If the question is where the money stands right now, the answer is that the City has clearly started setting aside river-specific local money while also acknowledging that the full package still has a gap. The 2023 City budget included a $4,746,756 transfer into a River Renewal Project Reserve. The City’s 2026 budget says the current 0.75% special-purpose city sales tax now supports streets, park maintenance, debt support, and the Smoky Hill River Renewal Project, and is projected to generate about $11.8 million in sales and use tax revenue in 2026. But the City’s draft 2026-2030 Capital Improvements Program also says the City’s excess commitment for the RAISE grant, 7 Bridges Project, and Corps River Renewal Project is estimated at $12 million, with funding options listed as $5.5 million in general fund balance, $1.5 million from the utilities fund, $1 million in ARPA funds, $2 million from streets, and $2 million in general obligation bonds backed by property tax.

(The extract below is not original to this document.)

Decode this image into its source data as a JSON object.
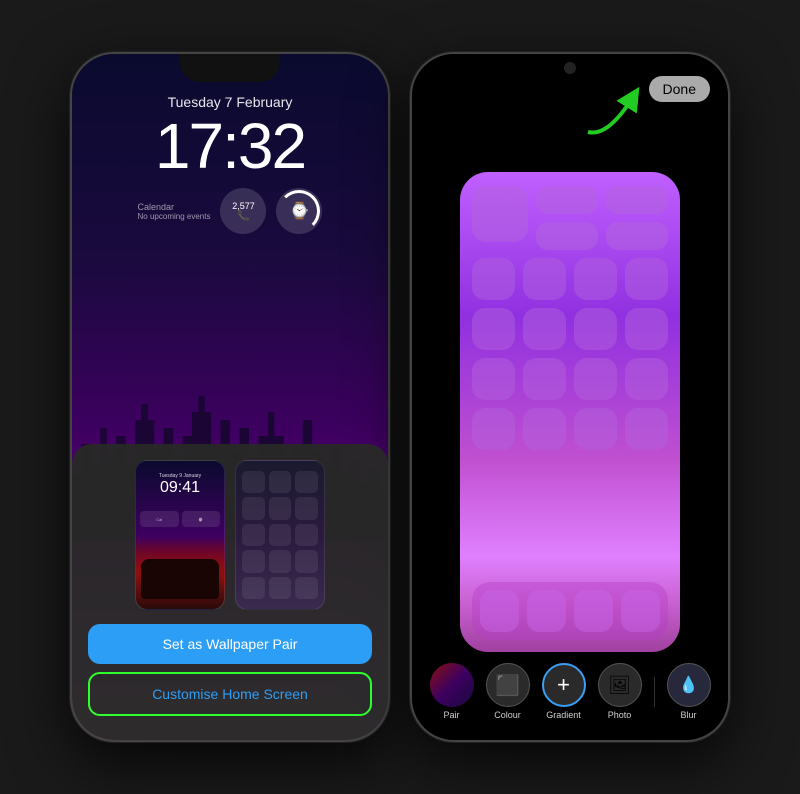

That is not a casual number. It is the City itself saying there is still a substantial local share to cover even after the sales tax, grant, and federal partnership money are counted.
The City is also now spending real money on the project’s path to construction, not just talking about it. In May 2025, the City Commission approved an agreement with HDR for real-property acquisition services for Phase I construction, in an amount not to exceed $200,340. The commission minutes on that item make clear the City is already dealing with the land side of the project and that eminent domain was discussed publicly as a possible tool if property could not be acquired after mediation. At the same time, the City’s update page says the overall project was in design in 2025, was about 60% complete, is expected to finish design in 2026, start construction in 2027, and reach completion in 2030.
So did the City and Friends of the River find a way to run the project through the system piecemeal after voters rejected it? In practical terms, yes. The project that exists today is undeniably a phased project, with separate buckets for river restoration, bridges, trails, plazas, park elements, private donor pieces, land acquisition, and future “to be funded” items. But that does not mean the City simply ignored the 2010 rejection and imposed the same plan anyway. The public record shows something more complicated: voters rejected a dedicated river-only quarter-cent tax in 2010, then later approved a broader citywide 0.75% capital-and-economic-development tax in 2016, and the City subsequently layered that local vote with federal grants, Corps participation, reserve transfers, and private philanthropy. That is not a single clean yes or no story. It is a long-running project that survived by changing form, changing funding sources, and moving in pieces after its first funding package failed. Whether that feels like responsive government or a strategic workaround depends on where you stand. But on the documents, the project’s path is clear: it was rejected once as a standalone ask, revived through a different citywide vote, and is now being built out as a multi-source, phased corridor project rather than the one-shot package Salina voters turned down in 2010.